Hello everyone. It has been a long time since my last entry. There is no valid excuse– as Bambi’s mom said, if you don’t have anything good to say, don’t say anything at all. But maybe I do have something valid to discuss with you.
Seriously, this has been an interesting period for identity and access management systems over the past few months. I get the sense that we’re at one of those inflection points regarding a market, a method, a discipline– however you as a customer care to define IAM. I just am beginning to get the sense (a perception, Earl– are you talking about a perception here? See my last blog on Novell) that unless we rethink this entire business of IAM, we’re going to make some fundamentally serious mistakes in servicing the enterprise.
The current ‘model’ for IAM just doesn’t appear to work. I put the word model in single quotation marks because it is such an overused term, I didn’t want you to take it literally– I wanted you to think of method, or process, of organization, of approach. For one thing, I’m concerned that we are trying to institutionalize a technology approach to this issue, when technology is not the ‘model’ we should be leading us at all.
IAM really isn’t a technology issue. The roots of IAM problems may be in technology, and some technology implementations have actually caused IAM to be talked about as a separate discipline (e.g. the way we use and handle passwords for access), but many of us miss a fundamental issue with IAM– we tend to seek an external answer to what is essentially an internal issue.
What in the world do I mean? IAM has been part of our technology solutions all along. The problem is we have too many of them, clever and kludgy, diverse and standard, existing at all layers of IT infrastructure and software. Everywhere we look, some application is making an authorization decision, or some operating system is making an authentication decision, some non-IAM software is printing an IAM report or monitoring an IAM event. IAM is everywhere– and nowhere, particularly if you’re wearing your technology glasses.
Well, take them off for a minute, and put some other types of glasses on. Your resource planning lens may look at this as an issue of knowing who is using a resource, proving that you know, and making sure it’s the right resource for the right person to do their job– and no more. Your organizational lens may reveal how much time, money, and effort it takes to find out who is accountable and responsible for handing out access entitlements, for reporting, for enforcing. Your compliance lens may want to align what you know about all types of people (employees, contractors, partners, customers) and their access based on what laws and regulations say they can and cannot access.

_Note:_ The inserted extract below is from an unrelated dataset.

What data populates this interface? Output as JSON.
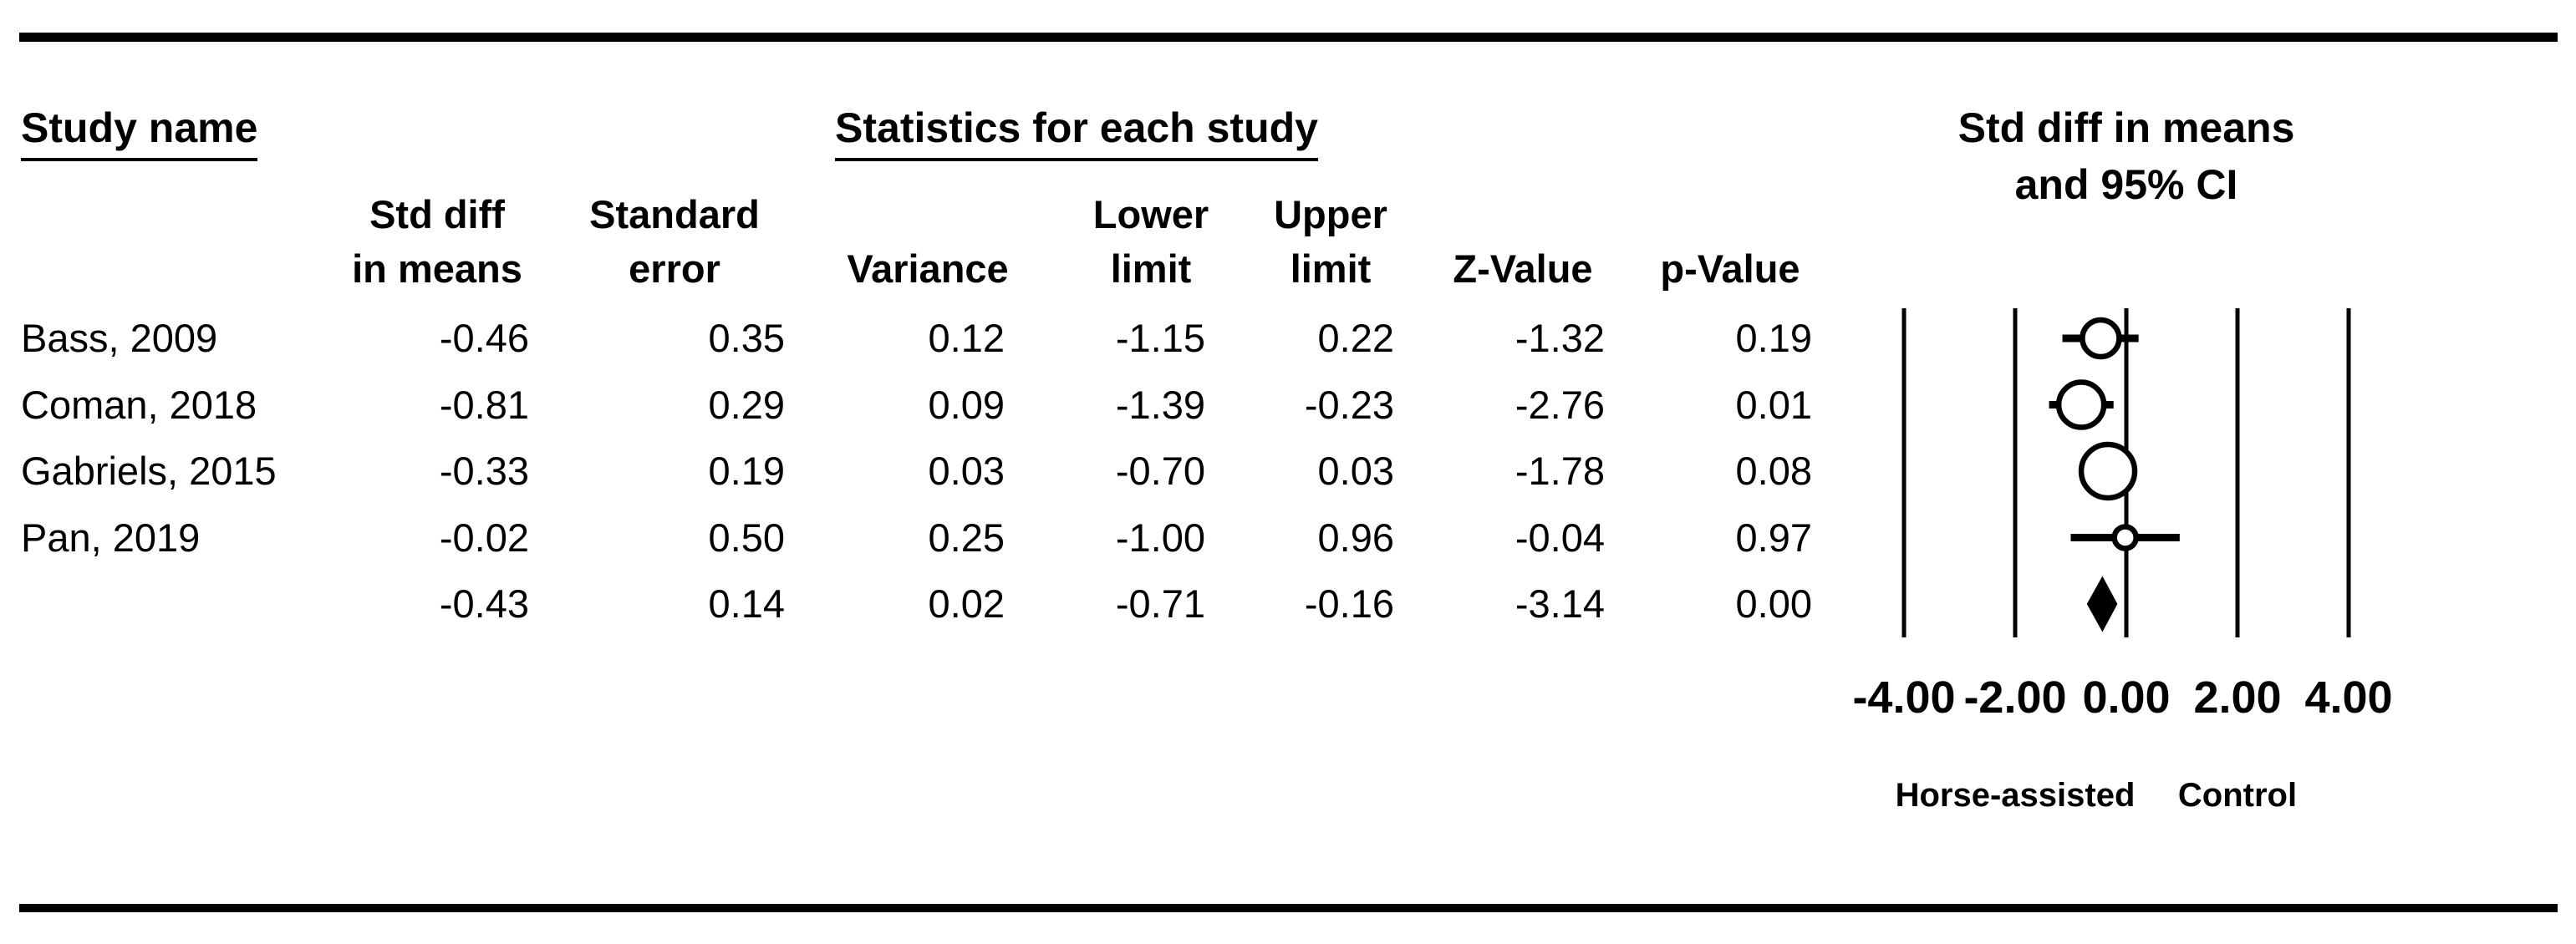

Just like in architecture there are different slices and views of the same issue, there are many roads to a decision about what IAM should look like for an enterprise. IAM isn’t that much about delivering the technology to achieve that look– it’s the journey to get to the look itself. Formalize that journey, make it a consistent, measurable, quality journey, and you got yourself IAM. Incorporate it into mature processes, organizational structure, and operations, and you have yourself effective IAM.
So what– I’m not really saying anything new here. It has been written about over and over. What I am trying to expand on is that the current technology-driven approach the market takes to ‘delivering’ IAM is flawed, and needs a rethink and a fresh approach. Some companies and institutions have already done this, with promising results. I’m also a believer in the minimalist approach to solving issues like this, mainly because that approach allows a multi-staged journey to complexity— if it’s needed. Starting out with complex, heavily-featured products and endless discussions about integration are a sure sign that you better hide your wallet.
This has just been some rambling observations (perceptions) about the state of IAM. I’d like to hear your own ramblings as well.